Por: Diana Estrella Castilla
31 de julio 2019 , 02:13 p.m.

Los gritos de dolor de Brayan, el niño de 12 años que tuvo que presenciar el asesinato de su mamá, María del Pilar Hurtado, en Tierralta, el 21 de junio de este año, estremecieron a muchos colombianos. Sus alaridos quedaron en la memoria de un país que aún se conmueve por la violencia. Esos gritos también retumban en la mente de Juliana Pungiluppi, directora del Instituto Colombiano de Bienestar Familiar. Mucho más desde el día en que lo conoció, al día siguiente de la tragedia.

“Él tiene un físico muy bonito, así que lo abracé y se lo dije, porque infortunadamente mi mamá no fue muy expresiva conmigo y yo tengo mucha inseguridad en ese sentido”, dice. Además, hablaron de los “malos” y los “buenos”. Para Brayan, los malos, los que le hicieron daño, eran los que le habían quitado la vida a su mamá. Juliana le contó que a ella también le habían hecho daño en el pasado, cuando era una niña. En su caso, no hubo un asesinato, pero sí un secuestro, el de su papá a manos de las Farc, cuando ella tenía 11 años. Brayan se quedó sin su mamá y Juliana sin su papá porque, a pesar de que lo liberaron unos meses después, nunca pudo volver a recuperar su relación con él. “A partir de eso, mis papás se separaron, se dañó la unión familiar, se rompió todo”, recuerda.

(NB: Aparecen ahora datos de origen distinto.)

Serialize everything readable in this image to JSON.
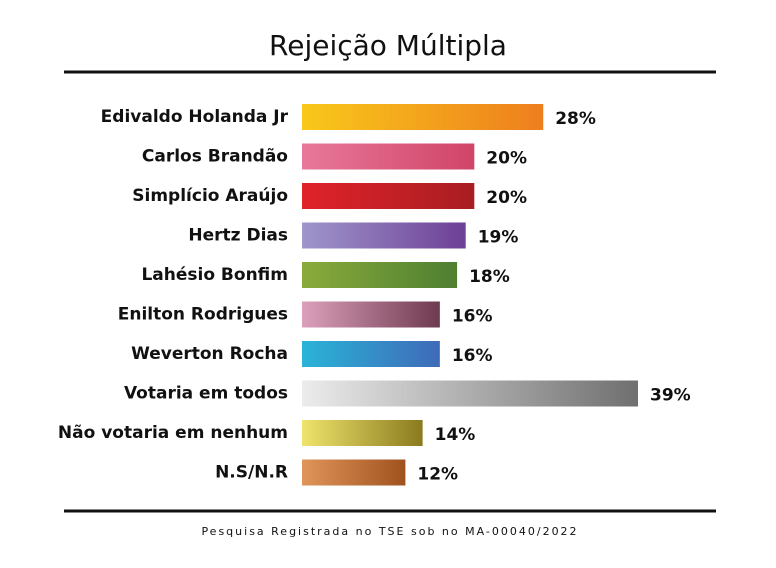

El 27 de agosto del 2018, Pungiluppi Leyva, bogotana, de 42 años, hija de un italiano y mamá colombiana, se posesionó como directora del ICBF luego de haberse dedicado por más de quince años a trabajar en temas de pobreza y desarrollo. Estudió Ciencias Políticas en la Universidad de los Andes, es magíster en Gestión Política de la Universidad George Washington y en Políticas Públicas de la Universidad de Princeton en Estados Unidos. En su carrera se destaca haber sido consultora para el diseño del Programa de Fortalecimiento de la Procuraduría General de la Nación en el Banco Interamericano de Desarrollo (BID), donde trabajó con el actual presidente, Iván Duque; fue consultora del Grupo de Pobreza y Género (LAC) y coordinadora del Fondo de Reconstrucción de Haití en el Banco Mundial (BM). Cuando le ofrecieron el cargo del ICBF llevaba seis meses en la Procuraduría apoyando la implementación de un crédito de modernización.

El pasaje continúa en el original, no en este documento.